Quem ousa investigar poderosos ligados ao grupo certo acaba virando alvo, não importa se é jornalista, delegado aposentado ou até advogado.
O recado é claro: mexeu com o sistema, paga o preço.
Agora, o presidenciável Renan Santos, da Missão, resolveu dizer em voz alta o que muita gente já sussurra: decisões ilegais não se cumprem.
E apontou diretamente para o ministro Alexandre de Moraes e para a blindagem em torno de Flávio Dino, hoje no STF, ex-governador do Maranhão e velho conhecido da esquerda.
Por que investigar a fonte primeiro?
Estão indo atrás da fonte do jornalista e do advogado, enquanto a denúncia sobre uso irregular de carros oficiais por Flávio Dino e familiares segue em segundo plano.
Ou seja, o foco não é apurar o possível abuso de dinheiro público, mas descobrir quem ousou expor o ministro.
Quem está sendo realmente protegido?
O sigilo de fonte, garantido pela Constituição e tratado como base do jornalismo em qualquer democracia séria, é atropelado quando o alvo incomoda o lado “certo” do espectro político.
Até quando essa seletividade?
Renan lembra que o próprio STF já reconheceu que decisões ilegais não devem ser cumpridas.

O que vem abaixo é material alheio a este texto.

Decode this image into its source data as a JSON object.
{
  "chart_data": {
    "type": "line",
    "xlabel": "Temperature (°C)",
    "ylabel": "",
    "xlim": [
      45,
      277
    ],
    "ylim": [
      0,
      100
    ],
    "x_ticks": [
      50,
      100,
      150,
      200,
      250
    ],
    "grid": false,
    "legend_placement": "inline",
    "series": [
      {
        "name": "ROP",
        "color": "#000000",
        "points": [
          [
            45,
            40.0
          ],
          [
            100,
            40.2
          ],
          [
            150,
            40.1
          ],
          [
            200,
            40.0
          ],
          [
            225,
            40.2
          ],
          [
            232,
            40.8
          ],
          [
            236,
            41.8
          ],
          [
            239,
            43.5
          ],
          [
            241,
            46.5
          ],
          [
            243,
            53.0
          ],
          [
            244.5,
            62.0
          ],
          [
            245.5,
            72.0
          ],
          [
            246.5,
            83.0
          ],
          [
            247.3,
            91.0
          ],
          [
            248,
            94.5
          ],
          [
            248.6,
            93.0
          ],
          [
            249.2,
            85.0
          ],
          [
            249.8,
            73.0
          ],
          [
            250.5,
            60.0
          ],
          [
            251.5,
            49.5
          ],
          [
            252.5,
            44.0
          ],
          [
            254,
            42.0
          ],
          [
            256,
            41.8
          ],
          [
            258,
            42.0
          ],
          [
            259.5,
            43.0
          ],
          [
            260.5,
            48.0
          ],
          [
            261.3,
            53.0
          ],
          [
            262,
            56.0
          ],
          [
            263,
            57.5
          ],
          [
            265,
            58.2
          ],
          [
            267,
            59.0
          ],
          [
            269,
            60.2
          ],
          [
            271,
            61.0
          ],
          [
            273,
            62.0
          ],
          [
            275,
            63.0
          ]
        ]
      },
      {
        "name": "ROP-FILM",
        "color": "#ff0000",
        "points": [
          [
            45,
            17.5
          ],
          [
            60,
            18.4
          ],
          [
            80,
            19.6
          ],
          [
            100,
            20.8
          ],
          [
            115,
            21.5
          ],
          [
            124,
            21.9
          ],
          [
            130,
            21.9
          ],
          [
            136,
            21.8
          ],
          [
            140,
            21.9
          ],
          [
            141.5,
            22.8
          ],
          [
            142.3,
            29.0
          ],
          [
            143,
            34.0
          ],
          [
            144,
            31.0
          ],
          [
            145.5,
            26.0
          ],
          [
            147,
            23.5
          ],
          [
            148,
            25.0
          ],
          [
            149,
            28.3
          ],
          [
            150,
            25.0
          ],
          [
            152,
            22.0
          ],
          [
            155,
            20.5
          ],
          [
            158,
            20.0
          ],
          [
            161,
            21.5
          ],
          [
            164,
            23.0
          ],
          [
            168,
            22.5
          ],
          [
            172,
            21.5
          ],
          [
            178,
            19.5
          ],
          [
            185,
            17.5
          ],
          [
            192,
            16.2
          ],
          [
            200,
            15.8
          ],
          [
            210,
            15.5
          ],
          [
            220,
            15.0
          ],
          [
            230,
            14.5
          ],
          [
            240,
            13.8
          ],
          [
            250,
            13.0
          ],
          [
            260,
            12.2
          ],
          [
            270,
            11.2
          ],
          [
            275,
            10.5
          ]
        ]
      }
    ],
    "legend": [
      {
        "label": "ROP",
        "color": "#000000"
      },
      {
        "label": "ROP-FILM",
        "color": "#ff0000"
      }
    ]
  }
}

Agora, quando a canetada atinge jornalistas, fontes e investigações, quem questiona vira “inimigo da democracia”.
Que democracia é essa em que investigar ministro parece proibido?
Estamos diante de uma “ditadura do Judiciário”, como alerta Renan Santos?
Para muitos brasileiros cansados dessa blindagem seletiva, a resposta já começou a ficar óbvia.